Hoarders season 11 began filming last fall, and restarted this summer, and the new format—which focuses on one story for two hours—also allowed the production to add days working at the person’s home.
The fifth episode of the new season of Hoarders, which premiered Aug. 17, focused on a retired architect, Dennis, who was caring for his wife, Judy, who needs constant care because of Parkinson’s disease. Watch:
The show used to spend about three days on location, with two solid days of clean-up, plus a half-day of set-up. Now, Matt told me, they have six days of cleaning.
“We’re really tripling our time in the house. And you really get to know the family and you spend a lot of time with them,” he said. “What you really don’t see is the therapist gets a lot of one on one time with individual family members. You’re able to deal with the root cause, you’re not just throwing shit away. You actually get to address what caused it what trauma, what tragedy.”
“To have a therapist on set for seven days, that’s pretty awesome,” Matt said. “It allows you to do a better job.”

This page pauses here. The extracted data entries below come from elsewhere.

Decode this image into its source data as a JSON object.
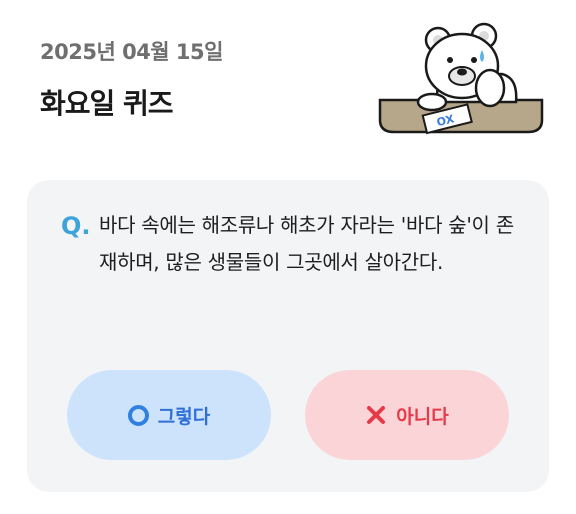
{
  "header": {
    "date": "2025년 04월 15일",
    "title": "화요일 퀴즈"
  },
  "illustration": {
    "card_text": "OX"
  },
  "quiz": {
    "q_marker": "Q.",
    "question": "바다 속에는 해조류나 해초가 자라는 '바다 숲'이 존재하며, 많은 생물들이 그곳에서 살아간다."
  },
  "answers": {
    "yes_label": "그렇다",
    "no_label": "아니다"
  },
  "colors": {
    "accent_blue": "#3da3d9",
    "yes_bg": "#cde3fb",
    "no_bg": "#fbd4d8",
    "no_text": "#e63a48"
  }
}
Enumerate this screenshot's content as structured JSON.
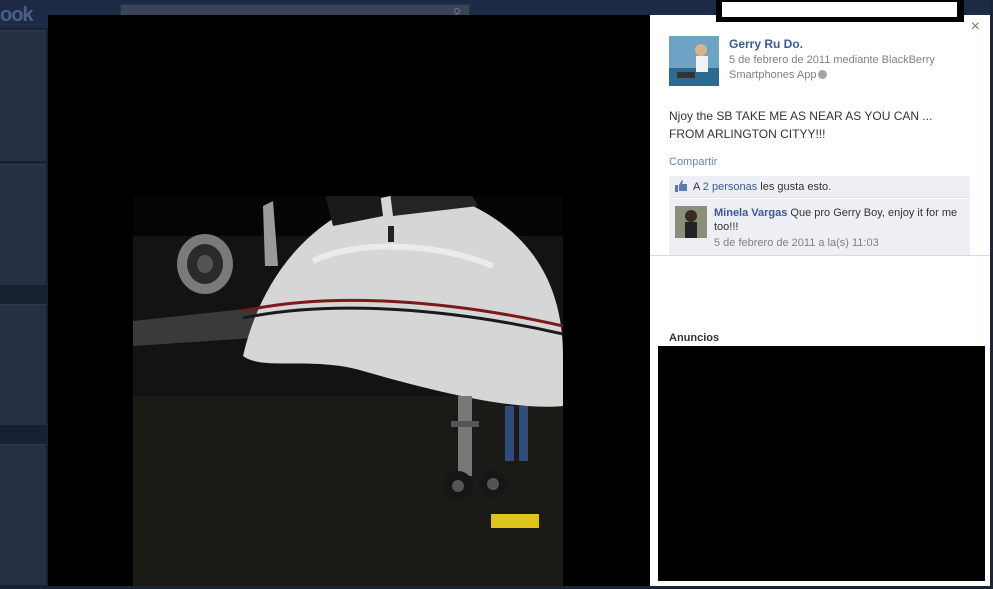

And while he’s helping hoarders on a show that offers support to them and also brings attention to a mental illness that was largely unknown until the reality show gave it a national platform, Matt is also at work telling the positive stories that he believed so strongly in.
“It’s been a blessing to be on public television getting to tell real stories,” Matt said. And on Hoarders, “I’m lucky that I’ve had that longevity.”